Write a file in UTF-8 using FileWriter (Java)?
Solution 1:
Safe Encoding Constructors
Getting Java to properly notify you of encoding errors is tricky. You must use the most verbose and, alas, the least used of the four alternate contructors for each of InputStreamReader
and OutputStreamWriter
to receive a proper exception on an encoding glitch.
For file I/O, always make sure to always use as the second argument to both OutputStreamWriter
and InputStreamReader
the fancy encoder argument:
Charset.forName("UTF-8").newEncoder()
There are other even fancier possibilities, but none of the three simpler possibilities work for exception handing. These do:
OutputStreamWriter char_output = new OutputStreamWriter(
new FileOutputStream("some_output.utf8"),
Charset.forName("UTF-8").newEncoder()
);
InputStreamReader char_input = new InputStreamReader(
new FileInputStream("some_input.utf8"),
Charset.forName("UTF-8").newDecoder()
);
As for running with
$ java -Dfile.encoding=utf8 SomeTrulyRemarkablyLongcLassNameGoeShere
The problem is that that will not use the full encoder argument form for the character streams, and so you will again miss encoding problems.
Longer Example
Here’s a longer example, this one managing a process instead of a file, where we promote two different input bytes streams and one output byte stream all to UTF-8 character streams with full exception handling:
// this runs a perl script with UTF-8 STD{IN,OUT,ERR} streams
Process
slave_process = Runtime.getRuntime().exec("perl -CS script args");
// fetch his stdin byte stream...
OutputStream
__bytes_into_his_stdin = slave_process.getOutputStream();
// and make a character stream with exceptions on encoding errors
OutputStreamWriter
chars_into_his_stdin = new OutputStreamWriter(
__bytes_into_his_stdin,
/* DO NOT OMIT! */ Charset.forName("UTF-8").newEncoder()
);
// fetch his stdout byte stream...
InputStream
__bytes_from_his_stdout = slave_process.getInputStream();
// and make a character stream with exceptions on encoding errors
InputStreamReader
chars_from_his_stdout = new InputStreamReader(
__bytes_from_his_stdout,
/* DO NOT OMIT! */ Charset.forName("UTF-8").newDecoder()
);
// fetch his stderr byte stream...
InputStream
__bytes_from_his_stderr = slave_process.getErrorStream();
// and make a character stream with exceptions on encoding errors
InputStreamReader
chars_from_his_stderr = new InputStreamReader(
__bytes_from_his_stderr,
/* DO NOT OMIT! */ Charset.forName("UTF-8").newDecoder()
);
Now you have three character streams that all raise exception on encoding errors, respectively called chars_into_his_stdin
, chars_from_his_stdout
, and chars_from_his_stderr
.
This is only slightly more complicated that what you need for your problem, whose solution I gave in the first half of this answer. The key point is this is the only way to detect encoding errors.

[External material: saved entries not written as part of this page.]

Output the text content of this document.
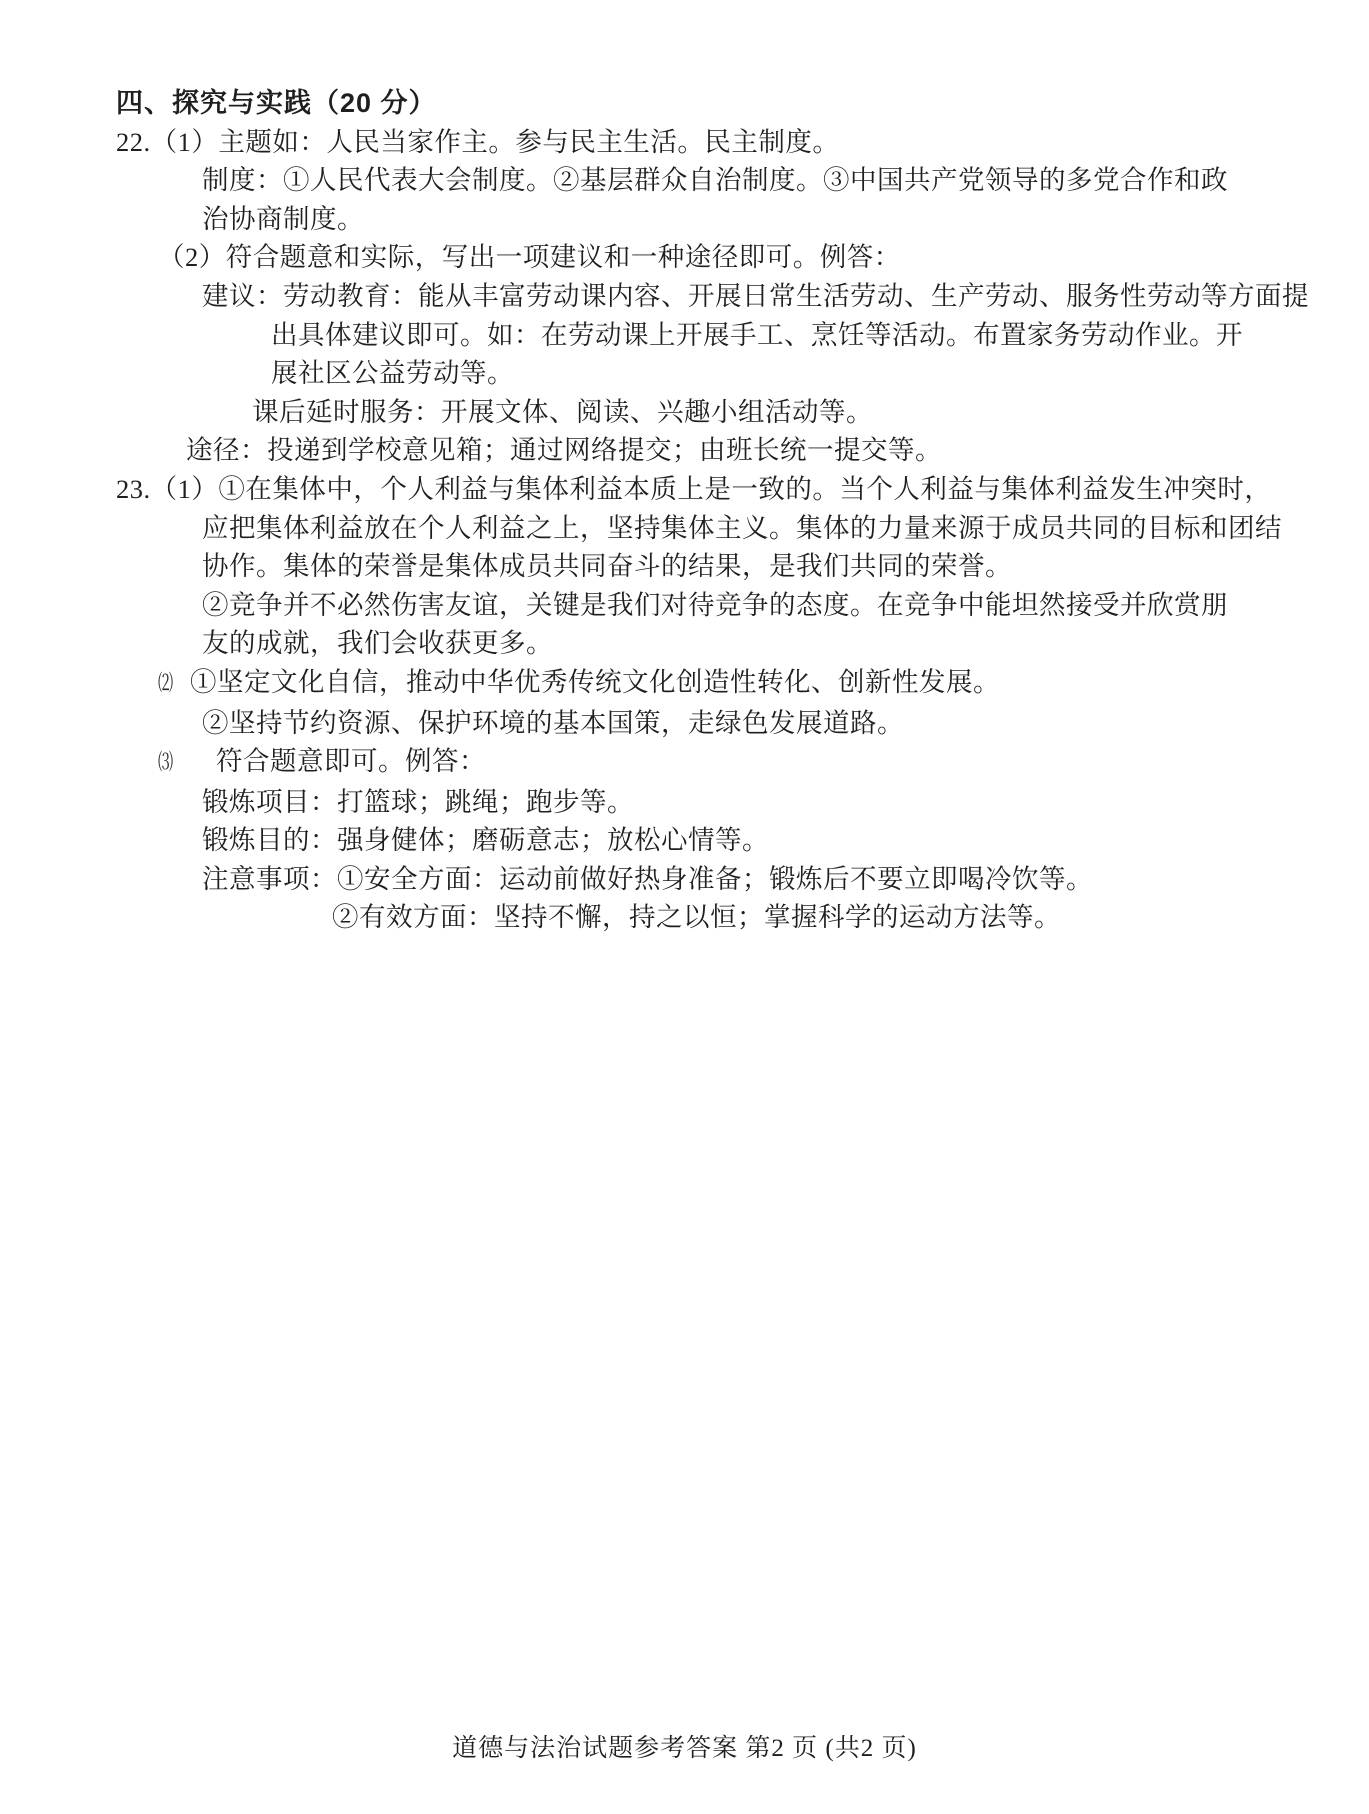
四、探究与实践（20 分）
22.（1）主题如：人民当家作主。参与民主生活。民主制度。
制度：①人民代表大会制度。②基层群众自治制度。③中国共产党领导的多党合作和政
治协商制度。
（2）符合题意和实际，写出一项建议和一种途径即可。例答：
建议：劳动教育：能从丰富劳动课内容、开展日常生活劳动、生产劳动、服务性劳动等方面提
出具体建议即可。如：在劳动课上开展手工、烹饪等活动。布置家务劳动作业。开
展社区公益劳动等。
课后延时服务：开展文体、阅读、兴趣小组活动等。
途径：投递到学校意见箱；通过网络提交；由班长统一提交等。
23.（1）①在集体中，个人利益与集体利益本质上是一致的。当个人利益与集体利益发生冲突时，
应把集体利益放在个人利益之上，坚持集体主义。集体的力量来源于成员共同的目标和团结
协作。集体的荣誉是集体成员共同奋斗的结果，是我们共同的荣誉。
②竞争并不必然伤害友谊，关键是我们对待竞争的态度。在竞争中能坦然接受并欣赏朋
友的成就，我们会收获更多。
⑵ ①坚定文化自信，推动中华优秀传统文化创造性转化、创新性发展。
②坚持节约资源、保护环境的基本国策，走绿色发展道路。
⑶ 符合题意即可。例答：
锻炼项目：打篮球；跳绳；跑步等。
锻炼目的：强身健体；磨砺意志；放松心情等。
注意事项：①安全方面：运动前做好热身准备；锻炼后不要立即喝冷饮等。
②有效方面：坚持不懈，持之以恒；掌握科学的运动方法等。
道德与法治试题参考答案 第2 页 (共2 页)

Just don’t get me started about PrintStream
s eating exceptions.
Solution 2:
Ditch FileWriter
and FileReader
, which are useless exactly because they do not allow you to specify the encoding. Instead, use
new OutputStreamWriter(new FileOutputStream(file), StandardCharsets.UTF_8)
and
new InputStreamReader(new FileInputStream(file), StandardCharsets.UTF_8);
Solution 3:
You need to use the OutputStreamWriter
class as the writer parameter for your BufferedWriter
. It does accept an encoding. Review javadocs for it.
Somewhat like this:
BufferedWriter out = new BufferedWriter(new OutputStreamWriter(
new FileOutputStream("jedis.txt"), "UTF-8"
));
Or you can set the current system encoding with the system property file.encoding
to UTF-8.
java -Dfile.encoding=UTF-8 com.jediacademy.Runner arg1 arg2 ...
You may also set it as a system property at runtime with System.setProperty(...)
if you only need it for this specific file, but in a case like this I think I would prefer the OutputStreamWriter
.
By setting the system property you can use FileWriter
and expect that it will use UTF-8 as the default encoding for your files. In this case for all the files that you read and write.
EDIT
Starting from API 19, you can replace the String "UTF-8" with
StandardCharsets.UTF_8
-
As suggested in the comments below by tchrist, if you intend to detect encoding errors in your file you would be forced to use the
OutputStreamWriter
approach and use the constructor that receives a charset encoder.Somewhat like
CharsetEncoder encoder = Charset.forName("UTF-8").newEncoder(); encoder.onMalformedInput(CodingErrorAction.REPORT); encoder.onUnmappableCharacter(CodingErrorAction.REPORT); BufferedWriter out = new BufferedWriter(new OutputStreamWriter(new FileOutputStream("jedis.txt"),encoder));
You may choose between actions
IGNORE | REPLACE | REPORT
Also, this question was already answered here.